Andy Noya menobatkan saya:
“Socrates Yoman spesialis penulis buku-buku terlarang di Indonesia. Karena buku yang ditulis Socrates hampir semuanya dilarang pemerintah.”
Saya menulis kembali judul buku ini untuk menguhubungkan dengan peristiwa “pembantaian massal” yang dilakukan aktor negara pada 23 Februari 2023 yang menewaskan 9 orang, dan korban 2 orang saudara-saudara pendatang.
1. Stepanus Wenda, laki-laki
2. Yan Murib, 45 tahun,laki-laki
3. Mian Karunggu, 24 tahun,laki-laki
4. Fredy Elopere, 15 Tahun,laki-laki
5. Semias Yelipele 30 Tahun,laki-laki
6. Niko Yanengga, 16 Tahun, Laki-laki
7. Korowa Wanimbo,
8. Piky Kogoya, 22 Tahun, laki-laki
9. Wais Asipalek, 15 Tahun,Laki-laki
10. Albert Sitorus (26 Tahun, laki-laki)
11. Ramot Siagian (28 Tahun, laki-lak
Peristiwa “pembantaian massal” ini tidak berdiri sendiri atau tidak bisa dipisahkan dengan perintah Operasi Militer 19 Desember 1961. Pembantaian massal ini bagian yang tak terpisahkan dari Operasi Militer untuk Pemusnahan Etnis Penduduk Orang Asli Papua (POAP).
Natalius Pigai memastikan:
“Bahwa oknum TNI juga terlibat dalam kasus tersebut. Hal itu berdasarkan video yang memperlihatkan adanya anggota TNI menembakan senjata api ke arah warga. Dia pun menilai tragedi Wamena pada 23 Februari 2023 merupakan sebuah kejahatan aktor negara.” (Februari 2023.
A.C. Manulang mengatakan: “Papua masih terus bergolak. Ini tidak lepas dari kepentingan elit Jakarta” (Sumber: Indopos: Minggu, 04 November 2012).
Manuel Kaisiepo berpandangan:
“Rangkaian konflik disertai tindak kekerasan yang terus bereskalasi di Papua seakan melanggengkan label Papua sebagai “zona konflik”. Zona konflik ini memberlakukan hukum “pasar kekerasan” di mana kekerasan menjadi komoditas yang “diperjualbelikan” untuk berbagai kepentingan yang tidak jelas. …tidak semua aksi kekerasan itu muncul begitu saja.
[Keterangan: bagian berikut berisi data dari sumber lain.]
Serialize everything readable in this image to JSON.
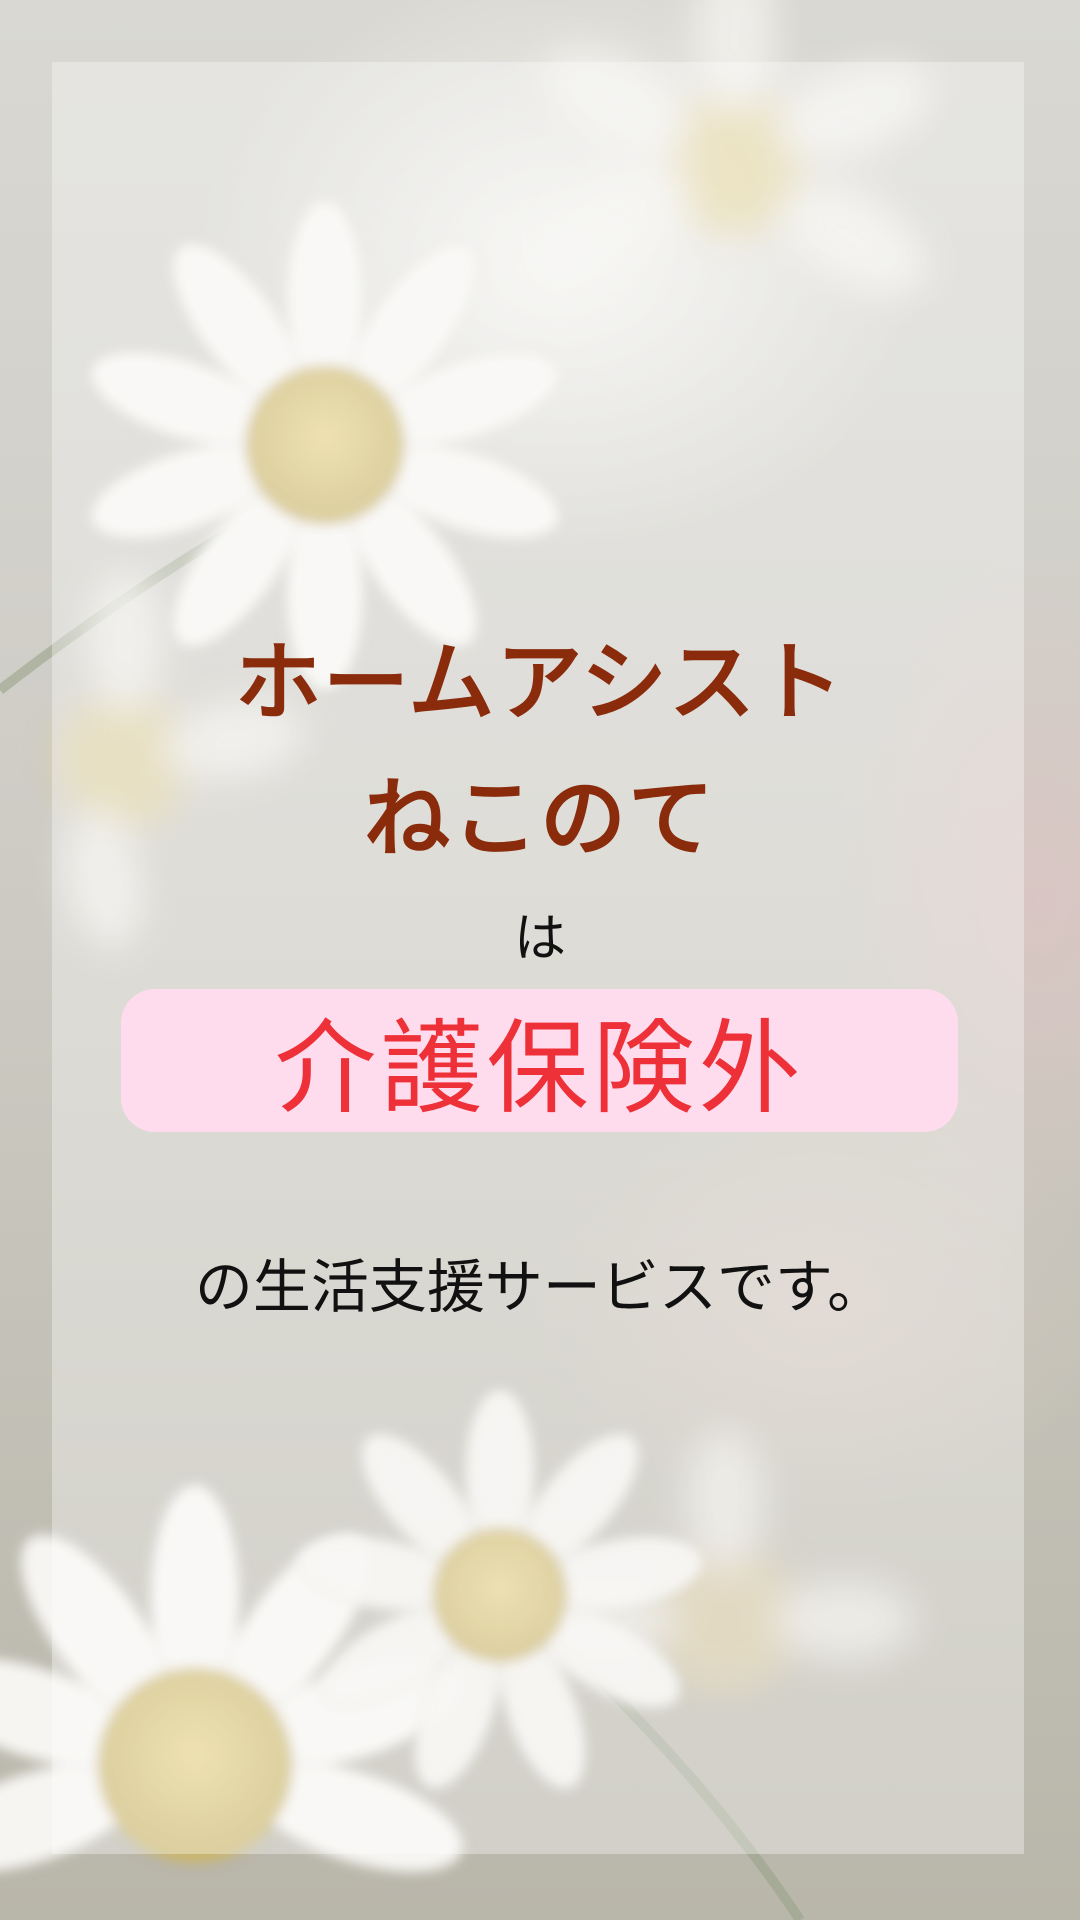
{
  "title": {
    "line1": "ホームアシスト",
    "line2": "ねこのて"
  },
  "particle": "は",
  "highlight": {
    "text": "介護保険外",
    "background": "#ffdced",
    "text_color": "#ee3138"
  },
  "tail": "の生活支援サービスです。",
  "colors": {
    "title": "#8a2c0c",
    "body": "#111111"
  },
  "background_image": "white chamomile daisy flowers"
}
Kasus-kasus tertentu justru memperlihatkan by disign untuk kepentingan ekonomi politik pihak-pihak lain, sama sekali tidak terkait dengan kepentingan rakyat Papua” (Sumber: Suara Papua, 23 September 2019).
Kekerasan Negara di Papua adalah wajah krisis moral bangsa Indonesia, krisis kemanusiaan, krisis keadilan, krisis nilai kebenaran dan tragedi kemanusiaan yang berbasis rasialisme terlama yang berjalan telanjang sejak tahun 19 Desember 1961 sampai sekarang.
Benarlah apa yang ditulis Made Supriatma dalam artikel berjudul: “KOLONIALISME PRIMITIF DI PAPUA,” dan kutip sebagai berikut:
“Orang Indonesia mau kekayaannya. Tetapi tidak mau dengan manusianya. Orang Indonesia tidak pernah peduli pada nasib orang Papua. Tujuan hadirnya aparat kolonial di Papua adalah untuk melakukan penjarahan. Dan, semua yang dibangun di sana pun untuk tujuan memudahkan penjarahan.”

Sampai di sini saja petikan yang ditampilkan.